What is a trust anchor?
The root certificate authority (CA) serves as the trust anchor in a chain of trust. The validity of this trust anchor is vital to the integrity of the chain as a whole. If the CA is publicly trusted (like SSL.com), the root CA certificates are included by major software companies in their browser and operating system software. This inclusion ensures that certificates in a chain of trust leading back to any of the CA’s root certificates will be trusted by the software.
What is an intermediate certificate?
The root CA or trust anchor has the ability to sign and issue intermediate certificates. Intermediate certificates (also known as intermediate, subordinate, or issuing CAs) provide a flexible structure for conferring the validity of the trust anchor to additional intermediate and end-entity certificates in the chain. In this sense, intermediate certificates serve an administrative function; each intermediate can be used for a specific purpose — such as issuing SSL/TLS or code signing certificates — and can even be used to confer the root CA’s trust to other organizations.
Intermediate certificates also provide a buffer between the end-entity certificate and the root CA, protecting the private root key from compromise. For publicly trusted CAs (including SSL.com), the CA/Browser forum’s Baseline Requirements actually prohibit issuing end-entity certificates directly from the root CA, which must be kept securely offline. This means that any publicly trusted certificate’s chain of trust will include at least one intermediate certificate.

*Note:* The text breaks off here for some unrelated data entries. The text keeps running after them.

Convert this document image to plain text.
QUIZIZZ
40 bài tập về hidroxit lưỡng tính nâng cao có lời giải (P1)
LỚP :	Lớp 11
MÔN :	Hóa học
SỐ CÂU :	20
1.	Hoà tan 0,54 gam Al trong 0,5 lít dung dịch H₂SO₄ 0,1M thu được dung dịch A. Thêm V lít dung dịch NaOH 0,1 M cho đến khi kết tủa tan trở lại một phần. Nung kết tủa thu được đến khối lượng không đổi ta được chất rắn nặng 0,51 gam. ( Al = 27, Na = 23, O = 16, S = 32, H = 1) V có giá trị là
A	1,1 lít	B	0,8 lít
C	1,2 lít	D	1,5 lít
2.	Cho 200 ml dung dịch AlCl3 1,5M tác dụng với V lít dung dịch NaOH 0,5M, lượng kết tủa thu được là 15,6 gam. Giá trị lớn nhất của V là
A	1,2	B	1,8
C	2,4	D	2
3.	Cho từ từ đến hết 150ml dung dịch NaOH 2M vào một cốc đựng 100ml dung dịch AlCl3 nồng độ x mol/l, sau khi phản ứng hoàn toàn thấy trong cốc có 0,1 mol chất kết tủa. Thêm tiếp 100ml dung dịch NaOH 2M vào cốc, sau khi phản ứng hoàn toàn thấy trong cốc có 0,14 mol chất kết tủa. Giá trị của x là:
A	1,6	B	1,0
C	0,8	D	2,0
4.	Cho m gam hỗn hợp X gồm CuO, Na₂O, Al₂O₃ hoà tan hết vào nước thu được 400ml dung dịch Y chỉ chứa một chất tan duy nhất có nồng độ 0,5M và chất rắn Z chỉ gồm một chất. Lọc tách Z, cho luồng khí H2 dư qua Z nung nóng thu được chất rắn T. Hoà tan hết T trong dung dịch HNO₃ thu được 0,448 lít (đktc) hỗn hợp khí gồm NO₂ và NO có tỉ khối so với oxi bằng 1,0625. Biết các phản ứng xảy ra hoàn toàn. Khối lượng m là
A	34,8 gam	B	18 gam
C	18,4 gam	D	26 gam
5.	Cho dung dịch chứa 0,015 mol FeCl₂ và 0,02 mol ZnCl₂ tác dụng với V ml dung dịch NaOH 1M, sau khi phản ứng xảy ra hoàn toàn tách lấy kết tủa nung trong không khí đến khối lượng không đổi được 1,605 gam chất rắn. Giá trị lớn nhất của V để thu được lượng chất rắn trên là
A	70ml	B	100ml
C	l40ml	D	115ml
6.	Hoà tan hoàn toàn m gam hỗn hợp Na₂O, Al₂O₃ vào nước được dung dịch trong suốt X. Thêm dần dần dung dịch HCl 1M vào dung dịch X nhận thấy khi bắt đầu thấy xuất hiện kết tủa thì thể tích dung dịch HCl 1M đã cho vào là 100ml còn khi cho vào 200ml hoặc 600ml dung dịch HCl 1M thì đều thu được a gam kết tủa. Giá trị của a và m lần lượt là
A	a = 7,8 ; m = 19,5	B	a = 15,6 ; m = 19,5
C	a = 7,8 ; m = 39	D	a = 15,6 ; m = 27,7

What is an end-entity certificate?
The end-entity certificate is the final link in the chain of trust. The end-entity certificate (sometimes known as a leaf certificate or subscriber certificate), serves to confer the root CA’s trust, via any intermediates in the chain, to an entity such as a website, company, government, or individual person.
An end-entity certificate differs from a trust anchor or intermediate certificate in that it cannot issue additional certificates. It is, in a sense, the final link as far as the chain is concerned.
Why does a chain of trust matter?
A chain of trust ensures security, scalability, and standards compliance for CAs. It also ensures privacy, trust, and security for those who rely upon end-entity certificates, such as website operators and users.